Antibacterial activity of enmetazobactam against Acinetobacter spp.: a molecular dissection of mechanism of action and resistance determinants

Abstract

[Abstract] The persistence of multidrug-resistant Acinetobacter baumannii remains a clinical challenge. Cefepime/enmetazobactam is a novel combination with demonstrated activity against extended-spectrum β-lactamase-producing Enterobacterales, but its activity against Acinetobacter has not yet been thoroughly explored. We aimed to assess its activity against Acinetobacter spp., including multidrug-resistant strains producing carbapenem-hydrolyzing class D β-lactamases (CHDLs). We analyzed 208 clinical isolates of Acinetobacter spp., including 67 carbapenem-resistant Acinetobacter baumannii (CRAB). Antibiotic susceptibility testing was conducted with cefepime, sulbactam, and imipenem, alone and in combination with enmetazobactam; the latter was also tested individually. Additionally, MICs of enmetazobactam/durlobactam and sulbactam/durlobactam were determined for CRAB and CHDL-producing A. baumannii ATCC 17978 transformants. PBP binding assays (IC₅₀), molecular docking, simulation studies with the enmetazobactam/OXA-23 adduct, hydrolysis kinetics (kcat, Km), and OXA-23 inhibition assays (IC₅₀, koff, t₁/₂) were performed to elucidate the mechanism of enmetazobactam and detect reduced susceptibility.

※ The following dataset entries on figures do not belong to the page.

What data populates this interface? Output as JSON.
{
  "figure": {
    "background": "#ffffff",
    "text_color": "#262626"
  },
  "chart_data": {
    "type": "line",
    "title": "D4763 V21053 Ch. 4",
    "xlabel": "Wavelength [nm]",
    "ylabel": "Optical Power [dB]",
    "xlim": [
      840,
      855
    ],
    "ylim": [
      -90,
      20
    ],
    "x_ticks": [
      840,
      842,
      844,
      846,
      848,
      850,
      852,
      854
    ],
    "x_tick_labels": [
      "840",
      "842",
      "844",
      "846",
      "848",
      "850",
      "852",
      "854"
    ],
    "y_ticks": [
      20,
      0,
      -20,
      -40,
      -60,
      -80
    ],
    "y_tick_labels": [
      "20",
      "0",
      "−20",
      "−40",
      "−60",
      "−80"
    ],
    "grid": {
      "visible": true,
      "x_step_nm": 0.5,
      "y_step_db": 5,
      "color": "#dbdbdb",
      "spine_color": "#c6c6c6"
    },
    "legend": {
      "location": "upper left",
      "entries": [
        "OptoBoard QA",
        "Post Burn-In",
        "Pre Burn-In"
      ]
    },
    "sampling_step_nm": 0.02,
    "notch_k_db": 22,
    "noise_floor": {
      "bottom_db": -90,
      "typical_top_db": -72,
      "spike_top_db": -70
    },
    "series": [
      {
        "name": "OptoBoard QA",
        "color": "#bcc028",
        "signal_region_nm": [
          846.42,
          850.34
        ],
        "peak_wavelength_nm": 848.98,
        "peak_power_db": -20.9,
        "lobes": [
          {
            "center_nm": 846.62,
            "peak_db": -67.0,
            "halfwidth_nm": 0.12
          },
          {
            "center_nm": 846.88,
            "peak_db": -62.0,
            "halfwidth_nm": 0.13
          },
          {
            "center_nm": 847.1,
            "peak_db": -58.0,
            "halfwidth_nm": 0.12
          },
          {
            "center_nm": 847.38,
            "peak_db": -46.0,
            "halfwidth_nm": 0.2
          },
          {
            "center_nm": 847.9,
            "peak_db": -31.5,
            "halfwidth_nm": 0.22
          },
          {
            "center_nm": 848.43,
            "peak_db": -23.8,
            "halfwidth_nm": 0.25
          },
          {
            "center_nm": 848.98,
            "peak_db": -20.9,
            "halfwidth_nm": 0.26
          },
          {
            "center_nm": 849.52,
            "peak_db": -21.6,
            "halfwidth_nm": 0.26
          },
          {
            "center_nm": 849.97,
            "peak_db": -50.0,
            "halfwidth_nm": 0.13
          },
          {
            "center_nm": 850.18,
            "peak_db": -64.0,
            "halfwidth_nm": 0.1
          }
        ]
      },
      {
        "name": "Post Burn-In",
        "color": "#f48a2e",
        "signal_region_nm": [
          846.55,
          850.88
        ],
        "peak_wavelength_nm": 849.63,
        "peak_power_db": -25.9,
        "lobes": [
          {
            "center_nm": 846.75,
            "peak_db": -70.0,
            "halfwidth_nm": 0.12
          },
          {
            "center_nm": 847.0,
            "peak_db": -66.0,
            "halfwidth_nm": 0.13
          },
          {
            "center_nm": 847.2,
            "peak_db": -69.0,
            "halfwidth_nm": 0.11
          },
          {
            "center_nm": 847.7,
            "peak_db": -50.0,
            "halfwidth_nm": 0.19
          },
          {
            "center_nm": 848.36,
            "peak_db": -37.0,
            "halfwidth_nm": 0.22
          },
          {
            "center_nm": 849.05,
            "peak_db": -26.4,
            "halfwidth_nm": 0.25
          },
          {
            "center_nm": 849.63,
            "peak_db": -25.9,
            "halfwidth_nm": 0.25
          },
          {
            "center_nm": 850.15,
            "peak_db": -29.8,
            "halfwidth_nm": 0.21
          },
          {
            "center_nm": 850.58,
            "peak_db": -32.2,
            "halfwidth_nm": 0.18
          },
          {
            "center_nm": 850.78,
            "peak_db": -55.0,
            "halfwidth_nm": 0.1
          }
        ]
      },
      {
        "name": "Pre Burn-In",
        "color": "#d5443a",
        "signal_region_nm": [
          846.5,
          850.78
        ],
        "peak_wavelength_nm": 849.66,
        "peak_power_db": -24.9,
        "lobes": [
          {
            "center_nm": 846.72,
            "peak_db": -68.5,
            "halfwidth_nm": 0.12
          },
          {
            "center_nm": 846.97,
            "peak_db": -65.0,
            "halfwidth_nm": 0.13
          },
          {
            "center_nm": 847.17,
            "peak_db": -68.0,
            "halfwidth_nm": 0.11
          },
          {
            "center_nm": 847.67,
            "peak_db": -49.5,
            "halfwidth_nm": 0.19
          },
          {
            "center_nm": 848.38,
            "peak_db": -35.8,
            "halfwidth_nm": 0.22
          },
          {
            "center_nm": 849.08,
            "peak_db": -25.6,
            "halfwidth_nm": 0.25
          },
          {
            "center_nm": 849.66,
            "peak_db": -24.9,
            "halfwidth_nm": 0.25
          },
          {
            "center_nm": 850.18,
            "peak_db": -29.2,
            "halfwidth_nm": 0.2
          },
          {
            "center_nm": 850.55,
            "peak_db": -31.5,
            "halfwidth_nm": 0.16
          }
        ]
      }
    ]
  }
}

Enmetazobactam showed high intrinsic activity against Acinetobacter spp., displaying reduced MICs against carbapenem-susceptible isolates. MIC50/90 of the enmetazobactam/durlobactam combination was 2/2 mg/L for CHDL-producing A. baumannii. Enmetazobactam exhibited bactericidal activity comparable to sulbactam. Binding assays revealed that the antimicrobial activity is driven by selective affinity for PBP2 (IC₅₀ 3.6 mg/L) and PBP3 (IC₅₀ 4.2 mg/L). OXA-23 readily inactivated enmetazobactam, confirming the major role of CHDLs in resistance to enmetazobactam, via substrate-assisted de-acylation. This study evidences the potent antimicrobial activity of enmetazobactam against A. baumannii via inhibition of PBP2 and PBP3. Its combination with new OXA-type inhibitors (e.g., durlobactam) represents a potential therapeutic alternative for multidrug-resistant A. baumannii.